AI can improve the cost-effectiveness and cost-utility of screenings, especially when process reengineering is performed. Therefore, process reengineering is strongly recommended when AI is implemented.
随着人工智能(AI)在疾病筛查中的应用,同时也发生了流程再造。在社区为基础的盲眼病筛查中,AI 实施过程中是否需要特别强调流程再造尚不清楚。
采用决策分析马尔可夫模型进行成本效益和成本效用分析。在模型中,假设一个社区居民队列在 30 个 1 年马尔可夫周期中进行随访,起始年龄为 60 岁。模拟队列基于上海数字化眼病筛查计划(SDEDS)的工作数据。比较了三种方案:基于人工分级远程医疗系统的集中筛查(方案 1)、基于 AI 辅助筛查系统的集中筛查(方案 2)和基于 AI 辅助筛查系统的流程再造筛查(方案 3)。主要结果是增量成本效益比(ICER)和增量成本效用比(ICUR)。

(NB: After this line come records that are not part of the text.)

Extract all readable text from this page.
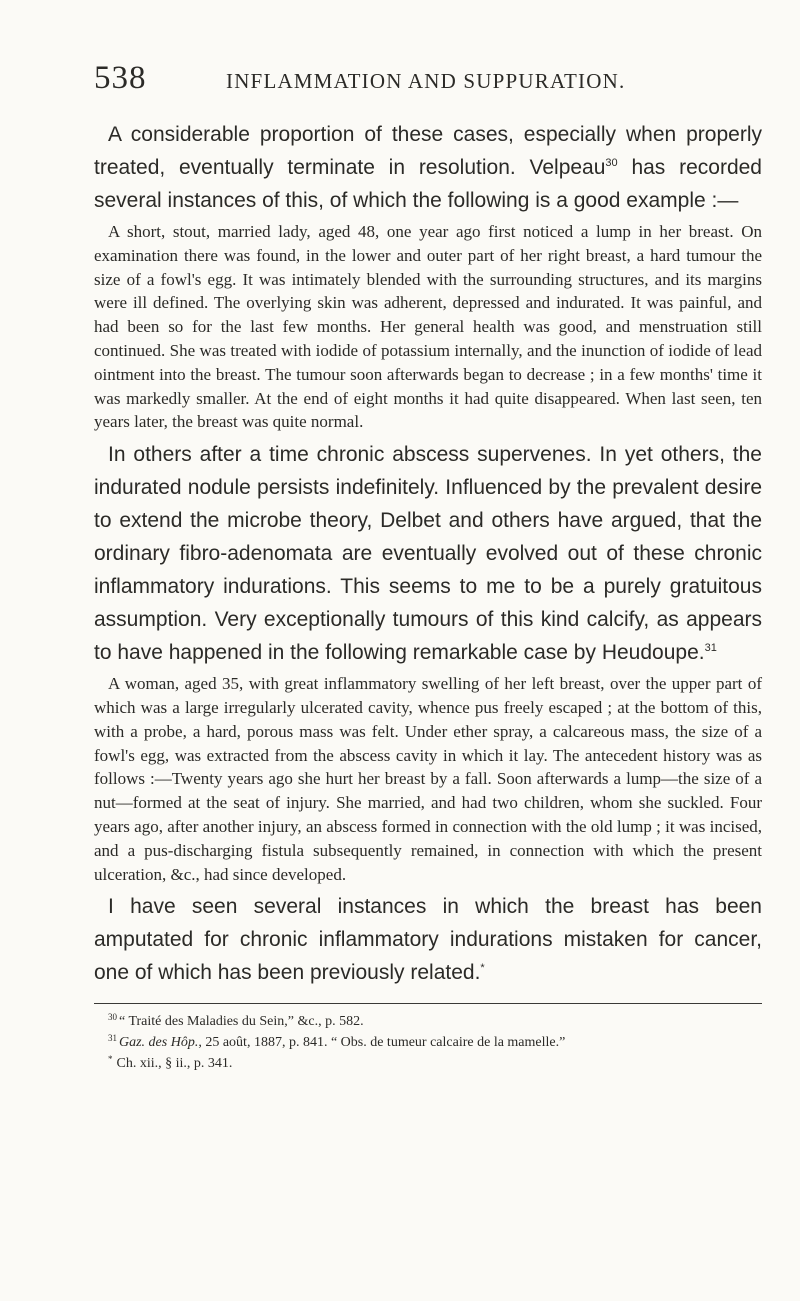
538	INFLAMMATION AND SUPPURATION.

A considerable proportion of these cases, especially when properly treated, eventually terminate in resolution. Velpeau$^{30}$ has recorded several instances of this, of which the following is a good example :—

A short, stout, married lady, aged 48, one year ago first noticed a lump in her breast. On examination there was found, in the lower and outer part of her right breast, a hard tumour the size of a fowl's egg. It was intimately blended with the surrounding structures, and its margins were ill defined. The overlying skin was adherent, depressed and indurated. It was painful, and had been so for the last few months. Her general health was good, and menstruation still continued. She was treated with iodide of potassium internally, and the inunction of iodide of lead ointment into the breast. The tumour soon afterwards began to decrease ; in a few months' time it was markedly smaller. At the end of eight months it had quite disappeared. When last seen, ten years later, the breast was quite normal.

In others after a time chronic abscess supervenes. In yet others, the indurated nodule persists indefinitely. Influenced by the prevalent desire to extend the microbe theory, Delbet and others have argued, that the ordinary fibro-adenomata are eventually evolved out of these chronic inflammatory indurations. This seems to me to be a purely gratuitous assumption. Very exceptionally tumours of this kind calcify, as appears to have happened in the following remarkable case by Heudoupe.$^{31}$

A woman, aged 35, with great inflammatory swelling of her left breast, over the upper part of which was a large irregularly ulcerated cavity, whence pus freely escaped ; at the bottom of this, with a probe, a hard, porous mass was felt. Under ether spray, a calcareous mass, the size of a fowl's egg, was extracted from the abscess cavity in which it lay. The antecedent history was as follows :—Twenty years ago she hurt her breast by a fall. Soon afterwards a lump—the size of a nut—formed at the seat of injury. She married, and had two children, whom she suckled. Four years ago, after another injury, an abscess formed in connection with the old lump ; it was incised, and a pus-discharging fistula subsequently remained, in connection with which the present ulceration, &c., had since developed.

I have seen several instances in which the breast has been amputated for chronic inflammatory indurations mistaken for cancer, one of which has been previously related.*

$^{30}$ “ Traité des Maladies du Sein,” &c., p. 582.

$^{31}$ Gaz. des Hôp., 25 août, 1887, p. 841. “ Obs. de tumeur calcaire de la mamelle.”

* Ch. xii., § ii., p. 341.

与方案 1 相比,方案 2 在每 10000 人筛查中额外增加 490010.62 美元的成本,可避免 187.03 年的失明,并增加 106.78 个质量调整生命年(QALY),增量成本效益比为每避免 1 年失明 2619.98 美元,每增加 1 个 QALY 成本为 4589.13 美元。与方案 1 相比,方案 3 在每 10000 人筛查中额外增加 242313.23 美元的成本,可避免 187.03 年的失明,并增加 106.78 个 QALY,增量成本效益比为每避免 1 年失明 1295.60 美元,每增加 1 个 QALY 成本为 2269.35 美元。虽然方案 2 和 3 可以被认为是具有成本效益的,但方案 3 的筛查成本降低了 27.6%,总成本降低了 1.1%,而预期效果和效用相同。概率敏感性分析表明,在当地人均 GDP 阈值的 1 倍和 3 倍下,方案 3 分别占模拟的 69.1%和 70.3%。
AI 可以提高筛查的成本效益和成本效用,特别是在进行流程再造时。因此,当实施 AI 时,强烈建议进行流程再造。